Cet entraînement de haut niveau pour dirigeants ou entrepreneurs développe la capacité à se remettre en cause, à discerner, à affiner son jugement et mieux décider. L’ambition du CPA est de dépasser les modèles traditionnels et académiques de formation en s’appuyant sur le partage des expériences.
Le CPA, c’est la passion, une aventure humaine transformante, le goût d’apprendre autrement en s’appuyant sur des valeurs fortes. Ces valeurs sont le partage, l’engagement et la bienveillance. Le programme aide à comprendre et discerner, analyser et décider, déployer et piloter. C’est donc l’échange des techniques de travail de chaque participant qui enrichit le programme.
Ainsi, les participants, en retournant à leur entreprise, peuvent innover et adapter ce qu’ils ont appris de leurs collègues et formateurs. Le programme propose en majorité des études de cas réels qui sont travaillées en groupe.
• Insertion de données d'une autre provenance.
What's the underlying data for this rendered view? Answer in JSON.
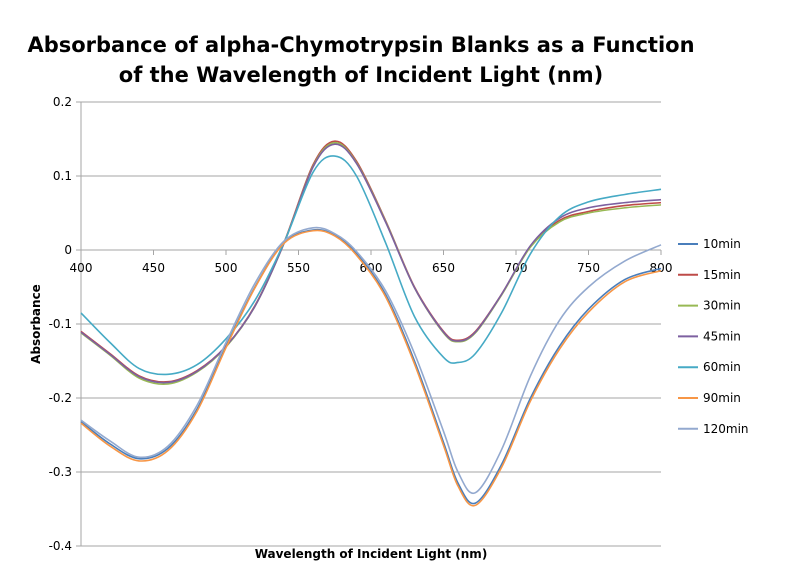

L’intérêt est qu’il n’y a pas une solution à chaque cas, mais que chaque participant apporte et argumente sa réponse. C’est cela la richesse.
Comment le programme CPA contribue-t-il concrètement à transformer les pratiques managériales dans les entreprises locales ?
Le capital humain est l’investissement qui fait la différence dans ce monde en pleine mutation. Le continent africain est plein de talents qui ne demandent qu’à être mieux « modelés » pour s’améliorer et développer l’économie du continent. Je rappelle que le CPA France a décidé de faire du campus Casablanca son hub africain. Ayant été moi-même témoin de cette expérience, je peux avancer que le CPA m’a apporté une ouverture d’esprit managériale et une façon différente d’appréhender les aléas et obstacles du dirigeant, ainsi que le recul nécessaire pour prendre des décisions.
Par exemple, le danger pour les dirigeants, c’est de s’installer dans une position de confort au point de ne pas vouloir voir des changements. Ne pas changer les choses car nous sommes dans le confort temporaire peut entraîner l’entreprise dans des situations dangereuses.
Le CPA aide à dépasser cette « peur » , à innover grâce au partage et à l’expérience, et à découvrir ce qui se fait ailleurs pour sortir du quotidien routinier. J’ajouterais enfin que le CPA offre également des expériences uniques en partenariat avec l’École Polytechnique, l’École de Guerre Saint-Cyr, HEC Montréal, la Commission de l’Union européenne et le Quartier général de l’OTAN.